The Commerce Department said housing starts fell 10.8 percent to a seasonally adjusted annual rate of 510,000 units, the second lowest on records dating back to 1959, from February's 572,000 units.

Analysts polled by Reuters had expected an annual rate of 540,000 units for March.

In a separate report, the Labor Department said the number of U.S. workers filing new claims for jobless benefits unexpectedly fell 53,000 last week to 610,000. But so-called continued claims rose to a fresh record of 6.02 million in the week ended April 4.

The most severe U.S. recession in a generation has already cost 5 million jobs, driving unemployment to 8.5 percent in March and many economists see it heading higher.

The Federal Reserve, in a regular survey of regional business conditions, said on Wednesday the labor market remained soft with lay-offs and hiring freezes widespread.
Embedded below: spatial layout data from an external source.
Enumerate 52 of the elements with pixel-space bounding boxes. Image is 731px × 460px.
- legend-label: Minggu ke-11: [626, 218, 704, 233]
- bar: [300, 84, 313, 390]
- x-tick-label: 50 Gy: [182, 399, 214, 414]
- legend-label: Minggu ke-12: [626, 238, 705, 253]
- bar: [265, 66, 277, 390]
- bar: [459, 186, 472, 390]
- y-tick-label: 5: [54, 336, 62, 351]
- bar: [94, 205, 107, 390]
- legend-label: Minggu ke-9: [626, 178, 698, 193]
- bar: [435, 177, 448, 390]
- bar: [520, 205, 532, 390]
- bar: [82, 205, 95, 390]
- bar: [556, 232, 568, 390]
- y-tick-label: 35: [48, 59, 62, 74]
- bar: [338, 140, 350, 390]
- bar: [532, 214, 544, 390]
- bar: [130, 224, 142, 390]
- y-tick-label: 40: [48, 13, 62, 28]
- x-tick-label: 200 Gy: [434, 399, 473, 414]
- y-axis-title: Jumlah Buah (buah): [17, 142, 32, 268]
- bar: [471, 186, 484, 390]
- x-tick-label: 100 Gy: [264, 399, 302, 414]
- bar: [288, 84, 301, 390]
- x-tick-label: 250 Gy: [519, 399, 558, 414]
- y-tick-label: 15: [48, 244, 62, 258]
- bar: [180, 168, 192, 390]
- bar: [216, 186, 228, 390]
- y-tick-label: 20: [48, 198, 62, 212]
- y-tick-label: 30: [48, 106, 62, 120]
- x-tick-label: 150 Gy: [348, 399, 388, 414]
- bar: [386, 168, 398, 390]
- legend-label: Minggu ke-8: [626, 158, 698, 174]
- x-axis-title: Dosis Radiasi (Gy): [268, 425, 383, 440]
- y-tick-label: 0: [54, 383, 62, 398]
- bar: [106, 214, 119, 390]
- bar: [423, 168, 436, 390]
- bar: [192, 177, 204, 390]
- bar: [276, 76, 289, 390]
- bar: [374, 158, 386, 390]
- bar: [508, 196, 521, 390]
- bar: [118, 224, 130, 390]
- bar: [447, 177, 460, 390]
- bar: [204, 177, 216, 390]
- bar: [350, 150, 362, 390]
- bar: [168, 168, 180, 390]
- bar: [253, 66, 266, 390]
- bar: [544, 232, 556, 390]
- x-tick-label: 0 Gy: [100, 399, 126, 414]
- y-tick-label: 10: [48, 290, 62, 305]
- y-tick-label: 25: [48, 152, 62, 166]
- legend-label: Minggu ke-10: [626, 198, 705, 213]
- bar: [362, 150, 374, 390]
The housing starts data were at odds somewhat with other more encouraging readings from the battered property sector.

The Fed also said on Wednesday it saw signs the housing market was stabilizing, with an increase in the number of prospective buyers improving confidence.

House hunters are being lured by very low mortgage rates following hefty efforts by the U.S. central bank to drive down home loan costs. The U.S. central bank has cut interest rates to almost zero and pumped over $1 trillion into credit markets, including massive purchases of mortgage backed securities, to encourage spending and investment.